An expert provides insight on how primary uveal melanoma is often treated and sheds some light on an unmet need in treating the eye cancer.
As recently as 20 years ago, patients with uveal melanoma underwent surgery to remove their eye to rid themselves of any cancerous tumors.
Flash forward to present day and not only have treatment advances helped patients keep their eye, but also maintain their eyesight for many years after treatment has ended.
“We’re in a space where we’re moving along in a sequence that you might expect,” Dr. Nathan L. Scott, division chief of ocular oncology at Shiley Eye Institute and Viterbi Family Department of Ophthalmology at UC San Diego Health in La Jolla, California, said in an interview with CURE®. “Over the past 5 to 10 years, we’re also saving vision, which is amazing. Now, with all of the genomic analyses and the risk profiling, we’re pushing into a space where we’re going to start saving lives as well with metastatic disease. We’re in a world that’s moving in the right direction.”
Uveal melanoma is a rare form of eye cancer. Uveal melanoma is found in the uvea or uveal tract which is one of the three layers of the wall of the eye that is made up of the iris (the colored area at the front of the eye), the ciliary body (which is a ring of muscle tissue behind the iris that changes the size of the pupil) and the choroid (which is a layer of blood vessels that bring oxygen and nutrients to the eye).
Scott explained that the location of the uveal melanoma determines what treatment is often used. For instance, according to Scott, the most common site uveal melanoma is found is in the choroid — or in the back of the eye. Additionally, he said that treatments vary by institution.
Although some specialists use different types of lasers to treat small or suspicious lesions, the more standard-of-care treatment is brachytherapy. In fact, Scott noted that more than 90% of treatment centers typically use this method to attack uveal melanoma.
With brachytherapy, radioactive seeds are inserted into a gold plate and then placed in close proximity to the eye via a surgical procedure. The purpose of the plate, Scott noted, is to protect surrounding tissue from radiation exposure. Then, after 4 to 7 days, Scott explained that it is removed.

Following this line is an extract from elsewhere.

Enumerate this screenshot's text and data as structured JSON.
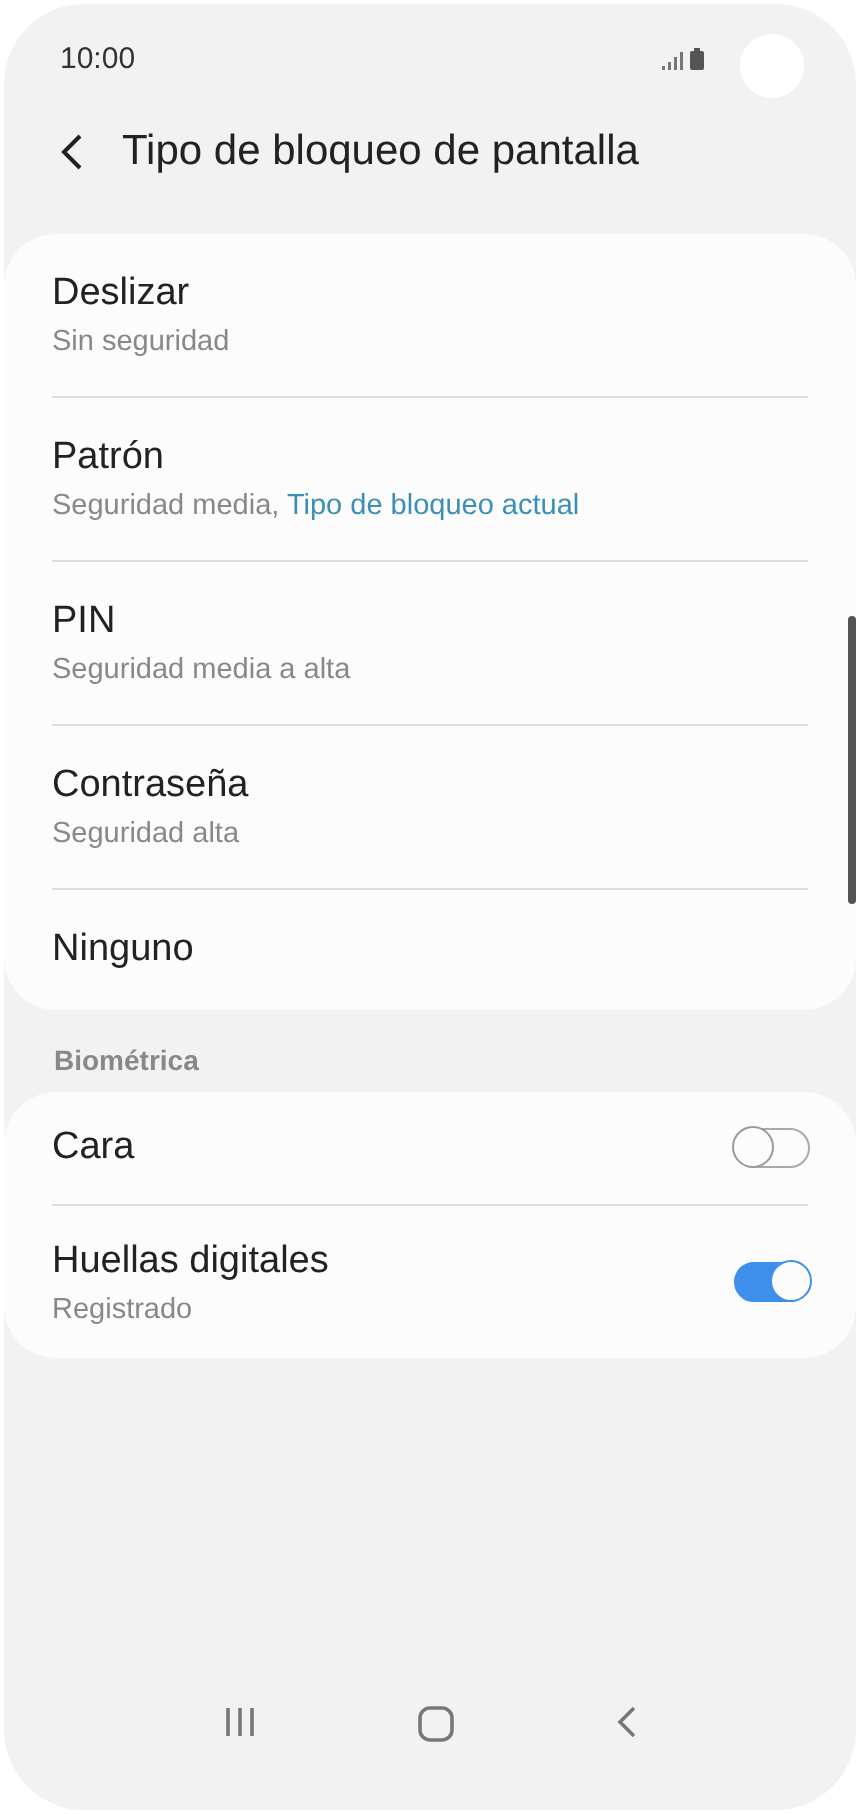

A third treatment option that some institutions use to target uveal melanoma is proton beam therapy. In this instance, a patient receives radiation via delivery through a beam of protons that destroy tumor cells. According to information from Johns Hopkins Medicine in Baltimore, proton beam therapy allows treating physicians the ability to better target the radiation to the tumor while sparing surrounding healthy tissue.
In some advanced situations, however, there may be limited treatment options and surgery to remove the eye is the only viable option, according to Scott.
“Tumor control within the eye right now with radiation is fantastic,” he said in the interview. “We now have to (focus on) things like what is the vision going to be afterwards?”
Some of the more common side effects associated with radiation administered to the eye include radiation retinopathy (a condition that is often characterized by blurred vision and may lead to blindness) and radiation optic neuropathy (a condition that may be characterized by the onset of pain as well as flashing lights and loss of color vision), according to Scott.
He explained that specialists have now been able to effectively take care of the tumor, but that there has been a push to save vision after treatment has ended.
Ten years ago, there was very little to do to treat radiation retinopathy, Scott explained.
“People would essentially just slowly go blind a number of years after getting their radiation,” he said.
But now, there are a number of different types of injections including anti-VEGF therapies that can be placed into the eye to help mitigate vision loss from radiation-related side effects. In fact, Scott mentioned that it has been shown to likely be more beneficial to preemptively treat patients before they have any visual side effects.
According to Scott, primary uveal melanoma often metastasizes (spreads) to the liver approximately 90% of the time. Then, the disease may spread to other areas such as the lung or the bones. He explained that the disease does not travel to the brain and that it rarely spreads to the other eye.
Although it may happen very infrequently, patients often do not present with primary uveal melanoma that has spread. However, there is always a chance that the disease may eventually return or travel to a distant organ.
To monitor for risk of disease spread, treating physicians are using genetic profiling to develop an assessment of what the risk for the tumor going somewhere else is.
“And based on what that risk is, we will oftentimes scan (the) liver and (the) lungs over a certain interval based on what (the patient’s) risk profile is for (the primary tumor) to become metastatic,” Scott said.
Depending on their risk for disease spread as well as the size of their tumor, patients may be eligible for clinical trials testing novel therapies for metastatic disease, according to Scott.
Unlike with primary uveal melanoma, Scott explained that there has been very little progress over the past 50 years for disease that has spread to neighboring organs outside of the eye.
However, there was one development in 2022 that, according to Scott shows promise in the metastatic space. The Food and Drug Administration in January approved Kimmtrak (tebentafusp-tebn) for the treatment of a certain group of patients with unresectable or metastatic uveal melanoma. Although promising, Scott noted that there is still a long way to go.
“There are a number of clinical trials that are evaluating immunotherapy for metastatic disease and high-risk disease, but we're still sort of waiting on the results of those things,” he concluded.